The urge to do good in this time of health crisis is understandable, but it has the potential to drive bad policies. That’s unfortunately the case with a new Trump administration regulation that attempts to ensure displaced workers have continued access to health insurance during the pandemic. The new regulation could completely upend health insurance markets while sinking taxpayer money into a hole that does little to help patients or taxpayers.
Under current law, most displaced workers can extend their employer-based insurance coverage through COBRA. But under COBRA, health insurance costs are no longer partially subsidized by employers and can be prohibitively expensive, with family premiums often exceeding $1,500 per month.
The rule would let displaced workers sign up for COBRA coverage through their previous employer and access the benefits of coverage throughout the duration of the coronavirus pandemic — even if they don’t pay premiums. Their coverage could last for 90 days after the president lifts the national emergency designation. Once that period ends, individuals are supposed to pay all outstanding premiums, but it’s not clear if there are any repercussions for not doing so. Many people, especially those who received no healthcare services during the pandemic, will be reluctant to pay this hefty bill, which could amount to thousands or even tens of thousands of dollars.

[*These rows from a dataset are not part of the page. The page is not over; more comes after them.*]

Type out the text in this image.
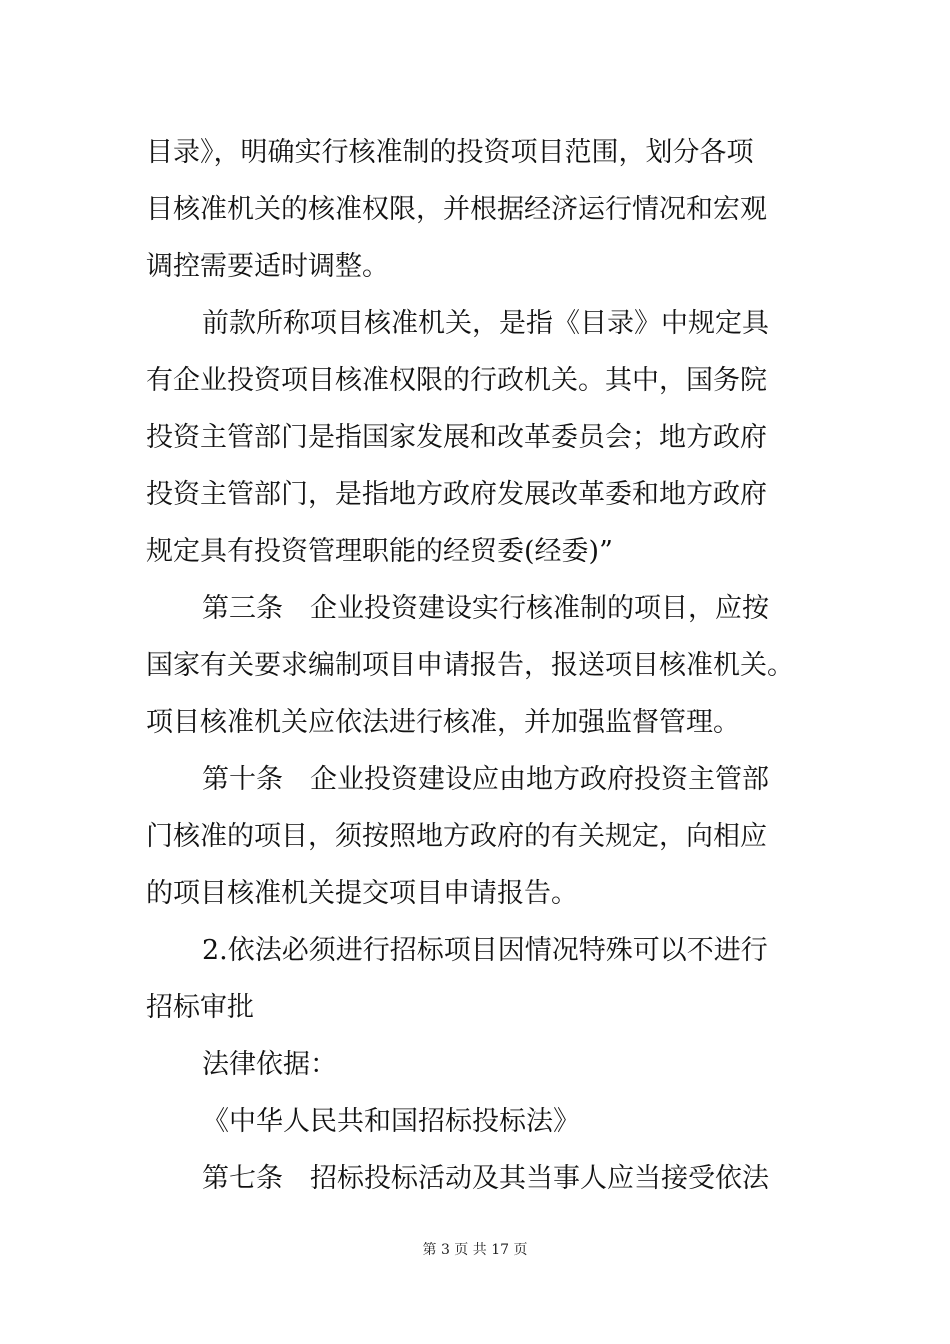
目录》，明确实行核准制的投资项目范围，划分各项
目核准机关的核准权限，并根据经济运行情况和宏观
调控需要适时调整。
前款所称项目核准机关，是指《目录》中规定具
有企业投资项目核准权限的行政机关。其中，国务院
投资主管部门是指国家发展和改革委员会；地方政府
投资主管部门，是指地方政府发展改革委和地方政府
规定具有投资管理职能的经贸委(经委)”
第三条　企业投资建设实行核准制的项目，应按
国家有关要求编制项目申请报告，报送项目核准机关。
项目核准机关应依法进行核准，并加强监督管理。
第十条　企业投资建设应由地方政府投资主管部
门核准的项目，须按照地方政府的有关规定，向相应
的项目核准机关提交项目申请报告。
2.依法必须进行招标项目因情况特殊可以不进行
招标审批
法律依据：
《中华人民共和国招标投标法》
第七条　招标投标活动及其当事人应当接受依法
第 3 页 共 17 页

Even those who want to pay could be hard-pressed to do so after months of scraping by.
The total cost of the insurance premiums and uncompensated care provided under these COBRA plans could easily reach into the billions of dollars. According to the Economic Policy Institute, 12.7 million people have already lost employer-sponsored health insurance during the coronavirus crisis. Health Management Associates projects that this number could ultimately reach as high as 35 million.
Yet the administration’s rule doesn’t address who will shoulder these enormous costs. Will the burden fall on employers, many of whom are struggling to survive during the economic downturn? Or will insurance companies be forced to pick up the tab and essentially provide free insurance to displaced workers during the pandemic? In truth, neither option would be feasible even during good economic conditions. In all likelihood, the federal government will have to swoop in with a bailout. This would solve some problems and create others.
The first problem is one of fairness. Many new COBRA enrollees will dutifully pay their monthly premiums and make corresponding economic tradeoffs in order to get by. Others, either out of cynicism or economic necessity, will not pay their premiums. Would a bailout effectively reward those who haven’t paid their premiums and, on a relative basis, punish those who have?
Secondly, the rule could hinder recovery by acting as an economic disincentive to rejoin the workforce. If a bailout holds beneficiaries harmless, it could be viewed as a full subsidy of their insurance premiums, which would make returning to the workforce less economically attractive. Because the rule would effectively apply for 90 days after the national emergency declaration is lifted, its impact would be felt at a time when getting workers reintegrated in the labor market is most critical.
Finally, a bailout could exacerbate America’s worsening budget problem. It is entirely reasonable to help displaced workers obtain health insurance during the crisis. But this goal can be achieved in a fiscally responsible manner. Instead of requiring employers and insurance companies to take on unreasonable costs, lawmakers should proactively create a short-term program to ensure displaced workers have adequate coverage during the crisis. One such solution would be to provide these individuals with a fixed economic benefit that could be used to purchase health insurance — a “pandemic health account” that would be a way for patients to best decide what kind of healthcare they need.
The Trump administration has fast-tracked its new COBRA rule and even bypassed the public comment period in the process. Haste is warranted, given the urgency and severity of the problem. But this solution is unworkable and could ultimately necessitate a massive federal bailout and create more problems than it solves. Policymakers should instead work with Congress to create a fiscally responsible, short-term solution to providing insurance coverage to displaced workers.
Brandon Arnold is the executive vice president of the National Taxpayers Union.